Fra gli scultori, Giuseppe Marocco, autore delle 36 appliques del grande salone centrale, disegnate dallo stesso Juvarra, e il Ladatte (francesizzazione di Ladetti), che realizzò lo splendido cervo posto sulla sommità  della cupola del Salone (sostituito in epoca recente da una copia, l'originale si può ammirare nel locale Biglietteria della Palazzina).
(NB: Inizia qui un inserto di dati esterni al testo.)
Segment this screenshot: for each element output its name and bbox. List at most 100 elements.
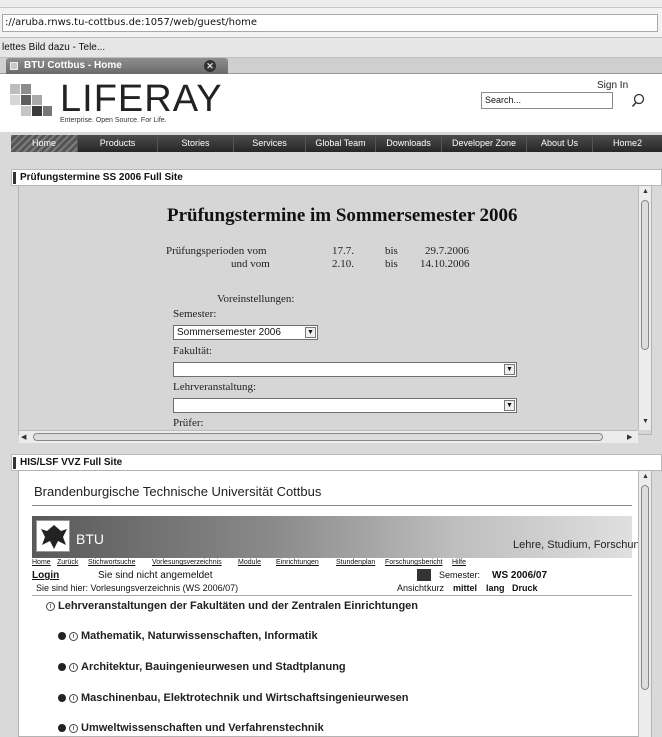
scroll-left-icon[interactable]: ◀ xyxy=(21,433,26,441)
list-item: i Maschinenbau, Elektrotechnik und Wirtsc… xyxy=(58,692,409,704)
nav-downloads[interactable]: Downloads xyxy=(376,135,442,152)
info-icon[interactable]: i xyxy=(69,662,78,672)
close-tab-icon[interactable]: ✕ xyxy=(204,60,216,72)
calendar-icon[interactable] xyxy=(417,569,431,581)
nav-global-team[interactable]: Global Team xyxy=(306,135,376,152)
scroll-up-icon[interactable]: ▲ xyxy=(642,188,649,195)
search-icon[interactable] xyxy=(630,91,650,111)
periods-label-2: und vom xyxy=(231,258,270,270)
view-label: Ansicht: xyxy=(397,583,430,593)
lehrveranstaltung-label: Lehrveranstaltung: xyxy=(173,381,257,393)
semester-select[interactable]: Sommersemester 2006 ▼ xyxy=(173,325,318,340)
breadcrumb: Sie sind hier: Vorlesungsverzeichnis (WS… xyxy=(36,583,239,593)
menu-module[interactable]: Module xyxy=(238,559,261,566)
menu-forschungsbericht[interactable]: Forschungsbericht xyxy=(385,559,443,566)
nav-home[interactable]: Home xyxy=(11,135,78,152)
liferay-logo-icon xyxy=(10,84,52,120)
view-kurz[interactable]: kurz xyxy=(427,583,444,593)
menu-vorlesungsverzeichnis[interactable]: Vorlesungsverzeichnis xyxy=(152,559,222,566)
fakultaet-select[interactable]: ▼ xyxy=(173,362,517,377)
nav-about-us[interactable]: About Us xyxy=(527,135,593,152)
period1-bis: bis xyxy=(385,245,398,257)
bullet-icon[interactable] xyxy=(58,632,66,641)
university-title: Brandenburgische Technische Universität … xyxy=(34,484,322,499)
nav-home2[interactable]: Home2 xyxy=(593,135,662,152)
menu-stichwortsuche[interactable]: Stichwortsuche xyxy=(88,559,135,566)
menu-einrichtungen[interactable]: Einrichtungen xyxy=(276,559,319,566)
chevron-down-icon[interactable]: ▼ xyxy=(504,400,515,411)
btu-eagle-logo-icon xyxy=(36,520,70,552)
semester-label: Semester: xyxy=(173,308,217,320)
login-status: Sie sind nicht angemeldet xyxy=(98,570,213,581)
btu-banner-text: BTU xyxy=(76,531,104,547)
bullet-icon[interactable] xyxy=(58,724,66,733)
chevron-down-icon[interactable]: ▼ xyxy=(305,327,316,338)
menu-zurueck[interactable]: Zurück xyxy=(57,559,78,566)
btu-slogan: Lehre, Studium, Forschung xyxy=(513,539,646,551)
list-item-text[interactable]: Mathematik, Naturwissenschaften, Informa… xyxy=(81,630,318,642)
portlet2-vertical-scrollbar[interactable]: ▲ xyxy=(638,471,651,737)
view-lang[interactable]: lang xyxy=(486,583,505,593)
menu-stundenplan[interactable]: Stundenplan xyxy=(336,559,375,566)
bullet-icon[interactable] xyxy=(58,663,66,672)
list-item: i Mathematik, Naturwissenschaften, Inform… xyxy=(58,630,318,642)
bullet-icon[interactable] xyxy=(58,694,66,703)
liferay-logo-text[interactable]: LIFERAY xyxy=(60,78,223,121)
nav-stories[interactable]: Stories xyxy=(158,135,234,152)
list-item-text[interactable]: Maschinenbau, Elektrotechnik und Wirtsch… xyxy=(81,692,409,704)
semester-select-value: Sommersemester 2006 xyxy=(177,327,281,338)
info-icon[interactable]: i xyxy=(69,693,78,703)
period2-to: 14.10.2006 xyxy=(420,258,470,270)
scroll-up-icon[interactable]: ▲ xyxy=(642,473,649,480)
portlet1-horizontal-scrollbar[interactable]: ◀ ▶ xyxy=(19,430,638,443)
view-mittel[interactable]: mittel xyxy=(453,583,477,593)
divider xyxy=(32,505,632,506)
lehrveranstaltung-select[interactable]: ▼ xyxy=(173,398,517,413)
tab-btu-home[interactable]: BTU Cottbus - Home ✕ xyxy=(6,58,228,74)
info-icon[interactable]: i xyxy=(46,601,55,611)
nav-developer-zone[interactable]: Developer Zone xyxy=(442,135,527,152)
links-bar[interactable]: lettes Bild dazu - Tele... xyxy=(0,38,662,58)
scroll-right-icon[interactable]: ▶ xyxy=(627,433,632,441)
login-link[interactable]: Login xyxy=(32,570,59,581)
list-heading-text[interactable]: Lehrveranstaltungen der Fakultäten und d… xyxy=(58,600,418,612)
semester-label-lsf: Semester: xyxy=(439,570,481,580)
period1-to: 29.7.2006 xyxy=(425,245,469,257)
menu-hilfe[interactable]: Hilfe xyxy=(452,559,466,566)
exam-dates-heading: Prüfungstermine im Sommersemester 2006 xyxy=(167,205,518,226)
login-row: Login Sie sind nicht angemeldet Semester… xyxy=(32,569,632,583)
view-druck[interactable]: Druck xyxy=(512,583,538,593)
fakultaet-label: Fakultät: xyxy=(173,345,213,357)
list-heading: i Lehrveranstaltungen der Fakultäten und … xyxy=(46,600,418,612)
search-input[interactable]: Search... xyxy=(481,92,613,109)
portlet-title-his-lsf: HIS/LSF VVZ Full Site xyxy=(11,454,662,471)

Ma ancor più mirabili, a Stupinigi, sono gli arredi, in parte originali e in parte provenienti dalaltre dimore sabaude. Una collezione ricchissima di capolavori realizzati dai più grandi maestri dell'ebanisteria: Piffetti, Prinotto, Bonzanigo, oltre a lavori di scuola piemontese, e francese. Legni preziosi riccamente intarsiati, come nello strabiliante Inginocchiatoio del Piffetti che si può ammirare nella (Camera da Letto dell'Appartamento di Levante: in legni pregiati violetti e con l'intera superficie caratterizzata da un'abbondanza orgiastica ma razionale di volute e intarsi in tartaruga, avorio e madreperla. Oppure la sperimentazione di nuove tecniche, come l'armadio, già  attribuito al Bonzanigo, in cui l'abbandono dei legni e delle radiche pregiate per privilegiare invece l'uso di legni dipinti e laccati, di stucchi e, come avverrà  nei tavoli, di marmi multicolori, rende immediatamente percepibile il profondo cambiamento di gusto e di epoca. 
Gli eccezionali lavori di ebanisteria di Piffetti, Prinotto e Bonzanigo non rappresentano che il vertice più prestigioso di un gran numero di mobili preziosissimi racchiusi nella palazzina e realizzati espressamente per questa villa regale o quivi trasportati all'inizio del Novecento da altre residenze sabaude per realizzare il Museo dell'Arredamento e dell'Ammobiliamento Artistico.

Le immagini sono state realizzate fra il 2003 e il 2005. La Palazzina è attualmente in restauro.